The F-Project is aimed at third-year students. It enables students to further improve their skills of scientific work at intermediary stage of their studies. Under the super­vi­sion of the module leaders, students work independently and self-organised on a larger re­search proj­ect for one year. The topics provided form a frame­work, but are independently implemented by the students in more concrete questions and work packages. Over the course of the proj­ect, the students present their current proj­ect status in the form of a proposal, an interim report, and a final report. In addition, a faculty-public proj­ect market takes place around Easter time, where students present their interim results to a larger public.

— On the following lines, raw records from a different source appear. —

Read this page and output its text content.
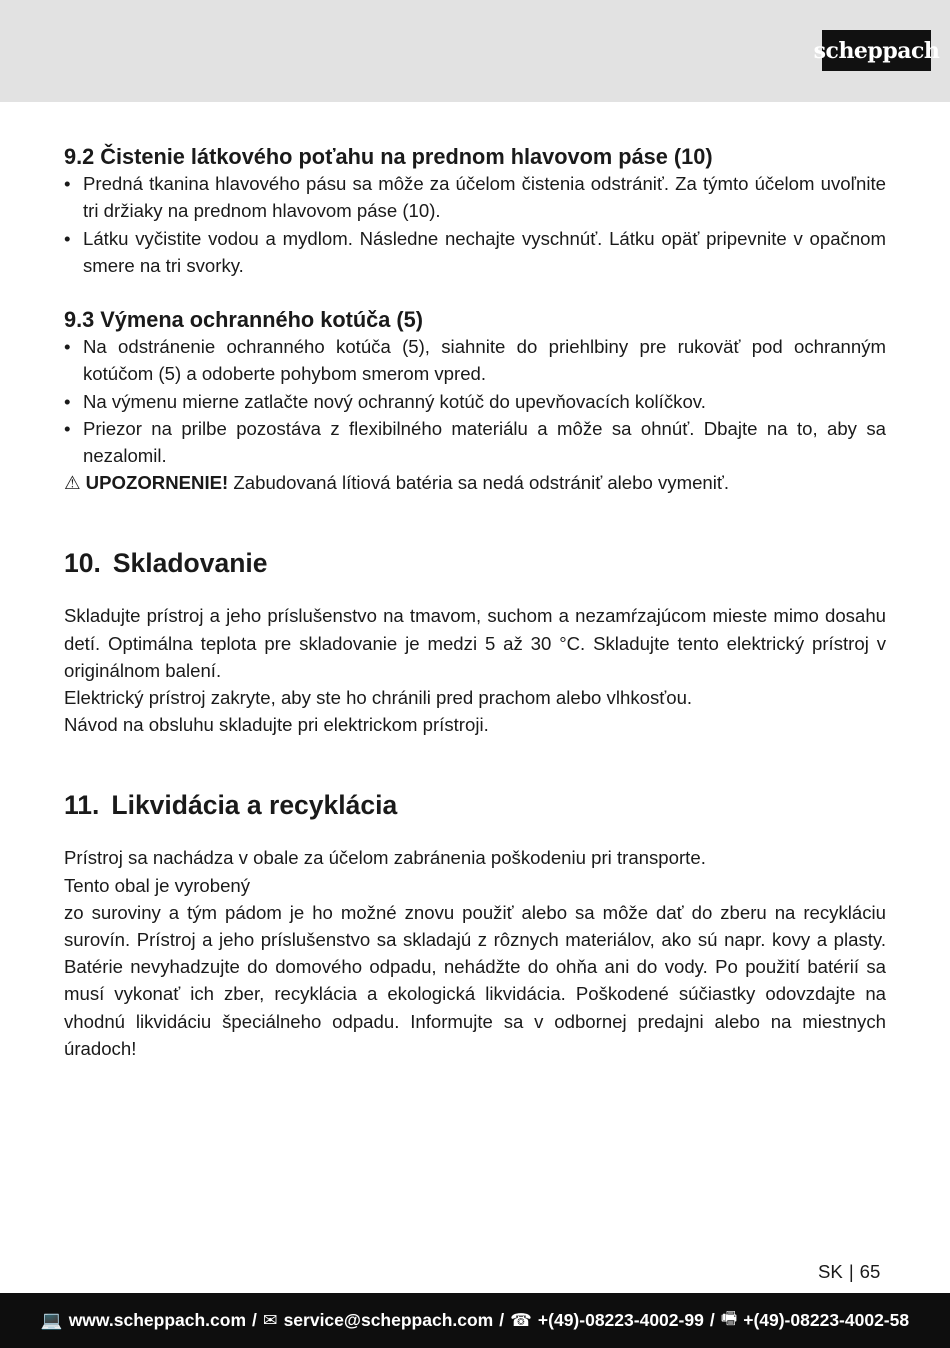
scheppach
9.2 Čistenie látkového poťahu na prednom hlavovom páse (10)
• Predná tkanina hlavového pásu sa môže za účelom čistenia odstrániť. Za týmto účelom uvoľnite tri držiaky na prednom hlavovom páse (10).
• Látku vyčistite vodou a mydlom. Následne nechajte vyschnúť. Látku opäť pripevnite v opačnom smere na tri svorky.
9.3 Výmena ochranného kotúča (5)
• Na odstránenie ochranného kotúča (5), siahnite do priehlbiny pre rukoväť pod ochranným kotúčom (5) a odoberte pohybom smerom vpred.
• Na výmenu mierne zatlačte nový ochranný kotúč do upevňovacích kolíčkov.
• Priezor na prilbe pozostáva z flexibilného materiálu a môže sa ohnúť. Dbajte na to, aby sa nezalomil.

⚠ UPOZORNENIE! Zabudovaná lítiová batéria sa nedá odstrániť alebo vymeniť.

10. Skladovanie

Skladujte prístroj a jeho príslušenstvo na tmavom, suchom a nezamŕzajúcom mieste mimo dosahu detí. Optimálna teplota pre skladovanie je medzi 5 až 30 °C. Skladujte tento elektrický prístroj v originálnom balení.

Elektrický prístroj zakryte, aby ste ho chránili pred prachom alebo vlhkosťou.

Návod na obsluhu skladujte pri elektrickom prístroji.

11. Likvidácia a recyklácia

Prístroj sa nachádza v obale za účelom zabránenia poškodeniu pri transporte.

Tento obal je vyrobený

zo suroviny a tým pádom je ho možné znovu použiť alebo sa môže dať do zberu na recykláciu surovín. Prístroj a jeho príslušenstvo sa skladajú z rôznych materiálov, ako sú napr. kovy a plasty. Batérie nevyhadzujte do domového odpadu, nehádžte do ohňa ani do vody. Po použití batérií sa musí vykonať ich zber, recyklácia a ekologická likvidácia. Poškodené súčiastky odovzdajte na vhodnú likvidáciu špeciálneho odpadu. Informujte sa v odbornej predajni alebo na miestnych úradoch!

SK | 65
💻 www.scheppach.com / ✉ service@scheppach.com / ☎ +(49)-08223-4002-99 / 🖷 +(49)-08223-4002-58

This year's project focuses on unveiling the hinterlands of today and tomorrow. Urban settings are the main form of human settlements over the planet and the main focus of public policies, planning strategies, and research. The Atlas of the Human Planet estimates for 2015 that 85% of global inhabitants live in urban areas representing 7.6 % of the global landmass (and growing). Yet, these dramatic percentages downplay the actual spatial extent and range of influence of the urban dynamics beyond the urban limits. For this reason, in this F-Project, we will focus on debunking the idea of cities reproducing and maintaining themselves by addressing the dynamics happening (and those yet to come) in areas traditionally seen as non-urban. By doing so, we expect that students will expand and deepen their knowledge and understanding of spatial processes triggered by urban growth but manifesting themselves beyond cities. In particular, the attention will be given to hinterlands supporting urban clusters by analysing how landscapes accommodate global-scale logistics, ICT infrastructures, distribution centres, automated manufacturing, mechanised agriculture, among others. By exploring and unveiling the new forces and actors shaping and mastering those landscapes, the project aims to evaluate the present and future challenges they pose for spatial planning. Throughout the module stages, we set out to achieve empirical results, such as conceptual representations, mapping networks, and modelling future scenarios, as well as theoretical outcomes, such as questioning our understanding of the nature and extent of urbanisation, and its spatial expansion. Students are expected to explore how spatial theories and relations to the natural environment, rural areas, and human impact are translated into spatial dynamics, as well as to inquire into the questions of accountability involved in mega-scale and planetary transformations triggered by urbanisation. These issues could be unpacked in the framework of various cases, be it in the context of reclaiming post-industrial landscapes, the realisation of new global infrastructure projects, or the constantly increasing climatic and ecosystemic challenges. Along the way, students will get familiar with the evolution of environmental paradigms in planning in different contexts, from the modernist attitude of ‘mastering the nature’, ‘(geo)engineering ecosystems’, to social-ecological urbanism, posthuman geographies, inter alia.